Diperbarui: 8 Juli 2023   12:15

Kompasiana adalah platform blog. Konten ini menjadi tanggung jawab bloger dan tidak mewakili pandangan redaksi Kompas.

Ilmu Sosbud dan Agama. Sumber ilustrasi: PEXELS

Belakangan ini, terjadi banyak konflik yang berbau SARA di beberapa daerah di Indonesia. Biasanya, konflik semacam ini dipicu oleh tindakan intoleransi dari individu atau kelompok tertentu, yang kemudian melibatkan kelompok yang lebih besar dengan memanfaatkan perbedaan latar belakang ras, suku, agama, dan budaya. Tidak adanya toleransi terhadap perbedaan yang ada menyebabkan konflik tersebut bermulai, membangkitkan konflik dengan orang lain yang berbeda dengannya, dan bahkan berujung pada tindakan kekerasan yang memicu eskalasi konflik yang lebih luas. Berbagai macam keberagaman yang ada di Indonesia menunjukkan dengan sangat jelas pula berbagai macam karakteristik yang ada pada masyarakat. Sepert di Kota Tanjungbalai, keberagaman juga sangat terlihat. Kota ini memiliki keberagaman etnik, budaya, agama, dan lain-lain. Seperti halnya Indonesia secara umum, Kota Tanjungbalai juga mencerminkan keberagaman yang beragam dalam masyarakatnya dengan karakteristik yang berbeda-beda.

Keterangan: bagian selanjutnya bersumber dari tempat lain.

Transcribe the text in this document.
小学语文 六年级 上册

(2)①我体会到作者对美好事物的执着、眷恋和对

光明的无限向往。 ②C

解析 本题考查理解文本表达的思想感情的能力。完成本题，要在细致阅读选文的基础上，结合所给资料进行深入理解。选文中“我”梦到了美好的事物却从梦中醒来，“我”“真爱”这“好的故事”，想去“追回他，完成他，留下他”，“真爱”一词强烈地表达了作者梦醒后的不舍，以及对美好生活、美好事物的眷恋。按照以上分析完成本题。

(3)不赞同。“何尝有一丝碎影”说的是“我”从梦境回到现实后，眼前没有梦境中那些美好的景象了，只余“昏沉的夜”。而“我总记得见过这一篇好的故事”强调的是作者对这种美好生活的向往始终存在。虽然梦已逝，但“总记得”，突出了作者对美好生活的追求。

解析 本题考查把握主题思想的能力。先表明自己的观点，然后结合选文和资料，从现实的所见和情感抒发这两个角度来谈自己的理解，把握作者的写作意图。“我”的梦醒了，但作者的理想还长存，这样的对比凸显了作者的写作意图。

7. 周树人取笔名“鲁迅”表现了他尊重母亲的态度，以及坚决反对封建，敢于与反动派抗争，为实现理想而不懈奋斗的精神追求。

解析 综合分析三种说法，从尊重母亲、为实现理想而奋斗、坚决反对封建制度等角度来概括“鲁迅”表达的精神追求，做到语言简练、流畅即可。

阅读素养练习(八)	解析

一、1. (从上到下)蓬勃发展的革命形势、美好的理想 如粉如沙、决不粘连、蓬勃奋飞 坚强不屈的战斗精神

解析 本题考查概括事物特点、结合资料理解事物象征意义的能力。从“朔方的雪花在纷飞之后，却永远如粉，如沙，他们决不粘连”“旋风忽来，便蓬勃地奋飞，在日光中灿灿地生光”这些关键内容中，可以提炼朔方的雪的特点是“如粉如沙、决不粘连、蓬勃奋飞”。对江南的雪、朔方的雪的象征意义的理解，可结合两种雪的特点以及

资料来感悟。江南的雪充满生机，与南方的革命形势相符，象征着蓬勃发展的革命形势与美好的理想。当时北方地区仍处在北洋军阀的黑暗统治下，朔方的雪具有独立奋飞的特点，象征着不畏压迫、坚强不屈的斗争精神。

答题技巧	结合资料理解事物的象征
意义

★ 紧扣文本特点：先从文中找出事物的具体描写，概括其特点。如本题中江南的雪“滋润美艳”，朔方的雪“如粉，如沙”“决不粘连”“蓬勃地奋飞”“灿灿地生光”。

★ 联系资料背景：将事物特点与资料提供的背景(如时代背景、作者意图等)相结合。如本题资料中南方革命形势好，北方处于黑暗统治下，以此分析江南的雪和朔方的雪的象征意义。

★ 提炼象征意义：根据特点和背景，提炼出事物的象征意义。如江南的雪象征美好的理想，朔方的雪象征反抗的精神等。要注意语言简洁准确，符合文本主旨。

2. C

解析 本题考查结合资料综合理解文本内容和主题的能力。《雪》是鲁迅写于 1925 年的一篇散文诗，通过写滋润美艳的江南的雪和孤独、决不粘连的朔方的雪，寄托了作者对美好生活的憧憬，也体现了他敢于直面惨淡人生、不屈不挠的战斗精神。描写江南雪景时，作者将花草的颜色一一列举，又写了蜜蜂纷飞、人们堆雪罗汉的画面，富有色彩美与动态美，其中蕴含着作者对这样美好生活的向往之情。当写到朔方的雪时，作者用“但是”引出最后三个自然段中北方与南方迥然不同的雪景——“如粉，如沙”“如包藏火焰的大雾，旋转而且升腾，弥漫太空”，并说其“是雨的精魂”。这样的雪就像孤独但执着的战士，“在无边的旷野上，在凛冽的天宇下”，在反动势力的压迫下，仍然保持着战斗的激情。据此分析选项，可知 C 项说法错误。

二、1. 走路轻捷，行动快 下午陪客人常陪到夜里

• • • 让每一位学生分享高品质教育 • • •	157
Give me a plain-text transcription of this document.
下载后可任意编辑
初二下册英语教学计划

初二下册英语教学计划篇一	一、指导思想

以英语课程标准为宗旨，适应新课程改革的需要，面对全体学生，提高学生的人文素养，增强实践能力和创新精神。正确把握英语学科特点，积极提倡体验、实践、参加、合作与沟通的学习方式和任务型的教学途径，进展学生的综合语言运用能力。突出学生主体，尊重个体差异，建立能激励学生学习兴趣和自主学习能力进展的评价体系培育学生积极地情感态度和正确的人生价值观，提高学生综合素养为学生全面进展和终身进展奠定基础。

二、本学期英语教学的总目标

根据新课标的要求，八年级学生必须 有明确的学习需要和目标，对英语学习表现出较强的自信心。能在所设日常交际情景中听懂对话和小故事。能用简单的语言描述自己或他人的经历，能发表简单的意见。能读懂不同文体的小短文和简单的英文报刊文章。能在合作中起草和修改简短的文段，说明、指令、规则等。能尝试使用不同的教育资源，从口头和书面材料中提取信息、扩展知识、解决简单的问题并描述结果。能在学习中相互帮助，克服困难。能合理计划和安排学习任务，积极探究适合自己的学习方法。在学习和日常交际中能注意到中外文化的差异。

Keberagaman tersebut meliputi etnis, budaya, agama, dan aspek lainnya. Namun, dengan adanya beragam karakteristik tersebut, tidak dapat dihindari bahwa terdapat perbedaan kepentingan di antara masyarakat. Hal ini berpotensi menimbulkan kesenjangan sosial yang beragam, kesenjangan sosial ini seringkali berujung pada kerusuhan di masyarakat. Selain itu, dalam kerusuhan tersebut, sarana dan prasarana di sekitarnya juga menjadi sasaran pengrusakan yang dilakukan oleh kelompok-kelompok tertentu. Kerusuhan semacam ini dipicu oleh perbedaan kepercayaan, budaya, dan ideologi yang dianut oleh masyarakat yang terlibat. Perbedaan-perbedaan ini, meskipun merupakan bagian dari kekayaan keberagaman, juga menjadi tantangan bagi masyarakat untuk membangun harmoni dan kerukunan. Penanganan kesenjangan sosial serta pencegahan kerusuhan dan pengrusakan sarana menjadi upaya penting dalam menciptakan lingkungan yang aman dan damai di Kota Tanjungbalai.

Sentimen budaya (kultural) memainkan peran utama dalam konflik yang terjadi di Tanjung Balai Asahan, Sumatera Utara. Konflik tersebut dipicu oleh pembangunan dan pemasangan Patung Budha Amithaba di Vihara Tri Ratna, yang dianggap mengganggu kenyamanan ibadah bagi warga Muslim di Tanjung Balai. Konflik ini kemudian memuncak pada pembakaran Vihara pada tanggal 29 Juli 2016, yang melibatkan sentimen budaya. Kronologi dari konflik di Tanjung Balai sendiri, bermula dari tersangka Meliana (44 Tahun), pernyatannya terkait dengan kerasnya volume adzan di Masjid Al-Maksum yang berujung pada kerusuhan yang terjadi di Tanjung Balai pada 2016 lalu. 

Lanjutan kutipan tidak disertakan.